In recent years there has been renewed interest in the use of Field Programmable Gate Arrays (FPGA) for High Performance Computing (HPC). In this paper we explore the techniques required by traditional HPC programmers in porting HPC applications to FPGAs, using as an example the LFRic weather and climate model. We report on the first steps in porting LFRic to the FPGAs of the EuroExa architecture. We have used Vivado High Level Synthesis to implement a matrix-vector kernel from the LFRic code on a Xilinx UltraScale+ development board containing an XCZU9EG Multi-Processor System-on-a-Chip. We describe the porting of the code, discuss the optimization decisions and report performance of 5.34 Gflop/s with double precision and 5.58 Gflop/s with single precision.
We discuss sources of inefficiencies, comparisons with peak performance, comparisons with CPU and GPU performance (taking into account power and price), comparisons with published techniques, and with published performance, and we conclude with some comments on the prospects for future progress with FPGA acceleration of the weather forecast model.

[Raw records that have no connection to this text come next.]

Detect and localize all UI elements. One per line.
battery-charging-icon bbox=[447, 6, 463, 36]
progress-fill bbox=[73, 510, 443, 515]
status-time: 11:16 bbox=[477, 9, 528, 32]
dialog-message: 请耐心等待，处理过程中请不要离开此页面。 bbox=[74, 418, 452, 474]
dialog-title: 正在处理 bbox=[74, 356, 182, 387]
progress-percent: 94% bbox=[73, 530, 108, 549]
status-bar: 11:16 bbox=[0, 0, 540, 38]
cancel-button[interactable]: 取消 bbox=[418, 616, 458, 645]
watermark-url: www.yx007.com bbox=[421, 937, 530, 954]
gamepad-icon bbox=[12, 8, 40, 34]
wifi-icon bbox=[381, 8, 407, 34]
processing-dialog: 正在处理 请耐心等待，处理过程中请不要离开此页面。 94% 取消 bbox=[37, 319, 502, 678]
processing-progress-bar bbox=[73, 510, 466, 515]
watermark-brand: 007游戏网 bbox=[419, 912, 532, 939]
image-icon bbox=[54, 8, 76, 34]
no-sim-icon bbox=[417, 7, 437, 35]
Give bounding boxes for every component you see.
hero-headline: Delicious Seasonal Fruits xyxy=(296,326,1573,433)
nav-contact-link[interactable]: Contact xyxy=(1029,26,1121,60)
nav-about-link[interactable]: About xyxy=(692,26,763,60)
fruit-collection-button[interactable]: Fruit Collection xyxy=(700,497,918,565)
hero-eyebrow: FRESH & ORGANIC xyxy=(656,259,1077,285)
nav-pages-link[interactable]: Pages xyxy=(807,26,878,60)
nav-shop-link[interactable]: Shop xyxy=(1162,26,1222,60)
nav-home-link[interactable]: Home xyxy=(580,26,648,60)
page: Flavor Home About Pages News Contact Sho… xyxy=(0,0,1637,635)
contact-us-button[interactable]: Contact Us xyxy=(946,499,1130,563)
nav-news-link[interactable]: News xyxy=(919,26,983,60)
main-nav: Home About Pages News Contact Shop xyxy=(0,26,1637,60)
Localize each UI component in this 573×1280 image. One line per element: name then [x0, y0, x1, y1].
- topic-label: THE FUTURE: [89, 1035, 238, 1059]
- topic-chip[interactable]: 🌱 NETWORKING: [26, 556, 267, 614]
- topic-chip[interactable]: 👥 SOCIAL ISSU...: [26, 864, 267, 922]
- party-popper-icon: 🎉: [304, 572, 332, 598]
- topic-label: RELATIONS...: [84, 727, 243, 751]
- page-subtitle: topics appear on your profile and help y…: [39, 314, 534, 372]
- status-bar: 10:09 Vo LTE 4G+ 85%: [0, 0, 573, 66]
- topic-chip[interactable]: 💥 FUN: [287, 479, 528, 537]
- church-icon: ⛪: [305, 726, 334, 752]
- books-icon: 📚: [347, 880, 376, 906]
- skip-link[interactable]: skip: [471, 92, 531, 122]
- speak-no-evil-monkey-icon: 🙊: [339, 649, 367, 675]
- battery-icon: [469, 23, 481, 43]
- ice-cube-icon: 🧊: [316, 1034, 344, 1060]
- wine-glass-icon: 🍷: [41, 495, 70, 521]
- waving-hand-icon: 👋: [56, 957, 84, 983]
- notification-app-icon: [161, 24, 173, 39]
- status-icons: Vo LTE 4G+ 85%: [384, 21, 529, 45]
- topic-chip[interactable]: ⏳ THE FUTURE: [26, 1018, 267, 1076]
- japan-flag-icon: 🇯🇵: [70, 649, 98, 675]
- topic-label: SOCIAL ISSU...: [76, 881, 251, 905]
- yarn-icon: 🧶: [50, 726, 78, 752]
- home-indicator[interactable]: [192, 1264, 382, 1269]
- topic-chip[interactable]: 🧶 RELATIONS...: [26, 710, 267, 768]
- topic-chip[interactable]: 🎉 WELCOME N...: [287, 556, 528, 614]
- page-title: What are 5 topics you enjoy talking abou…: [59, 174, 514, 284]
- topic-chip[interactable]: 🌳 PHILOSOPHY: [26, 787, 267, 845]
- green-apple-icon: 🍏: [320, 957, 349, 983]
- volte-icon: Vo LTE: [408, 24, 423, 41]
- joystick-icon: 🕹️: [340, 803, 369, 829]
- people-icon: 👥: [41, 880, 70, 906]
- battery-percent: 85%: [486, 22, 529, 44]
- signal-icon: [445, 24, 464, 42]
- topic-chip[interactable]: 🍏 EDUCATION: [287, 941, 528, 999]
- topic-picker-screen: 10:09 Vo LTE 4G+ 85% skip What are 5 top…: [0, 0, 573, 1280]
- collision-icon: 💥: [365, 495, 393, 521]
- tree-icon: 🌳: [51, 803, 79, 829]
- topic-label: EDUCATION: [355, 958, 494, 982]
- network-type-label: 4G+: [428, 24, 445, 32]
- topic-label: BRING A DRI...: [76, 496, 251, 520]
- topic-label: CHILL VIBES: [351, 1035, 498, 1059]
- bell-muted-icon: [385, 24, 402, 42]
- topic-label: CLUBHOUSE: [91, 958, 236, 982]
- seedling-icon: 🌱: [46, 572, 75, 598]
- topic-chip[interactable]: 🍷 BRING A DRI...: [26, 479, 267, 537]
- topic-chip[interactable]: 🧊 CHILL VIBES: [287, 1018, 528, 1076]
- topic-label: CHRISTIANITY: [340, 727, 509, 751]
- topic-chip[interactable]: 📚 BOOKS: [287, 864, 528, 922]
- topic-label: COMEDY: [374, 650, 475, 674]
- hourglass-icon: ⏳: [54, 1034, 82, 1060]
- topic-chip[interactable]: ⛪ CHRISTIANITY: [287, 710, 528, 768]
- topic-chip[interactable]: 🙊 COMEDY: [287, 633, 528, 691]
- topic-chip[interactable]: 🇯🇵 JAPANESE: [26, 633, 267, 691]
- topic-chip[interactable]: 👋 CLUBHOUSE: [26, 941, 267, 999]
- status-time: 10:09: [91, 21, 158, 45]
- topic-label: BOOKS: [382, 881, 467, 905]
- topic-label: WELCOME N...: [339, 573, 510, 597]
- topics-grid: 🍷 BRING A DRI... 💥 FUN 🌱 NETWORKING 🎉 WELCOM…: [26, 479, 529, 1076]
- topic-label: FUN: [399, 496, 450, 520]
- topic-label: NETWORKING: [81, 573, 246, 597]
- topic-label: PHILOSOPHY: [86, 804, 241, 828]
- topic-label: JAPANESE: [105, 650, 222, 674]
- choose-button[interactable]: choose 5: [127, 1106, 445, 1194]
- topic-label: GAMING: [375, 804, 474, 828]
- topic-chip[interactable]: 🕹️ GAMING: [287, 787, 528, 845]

The realization of practical Exascale-class high-performance computing systems requires significant improvements in the energy efficiency of such systems and their components. This has generated interest in computer architectures which utilize accelerators alongside traditional CPUs. FPGAs offer huge potential as an accelerator which can deliver performance for scientific applications at high levels of energy efficiency. The EuroExa project is developing and building a high-performance architecture based upon ARM CPUs with FPGA acceleration targeting Exascale-class performance within a realistic power budget.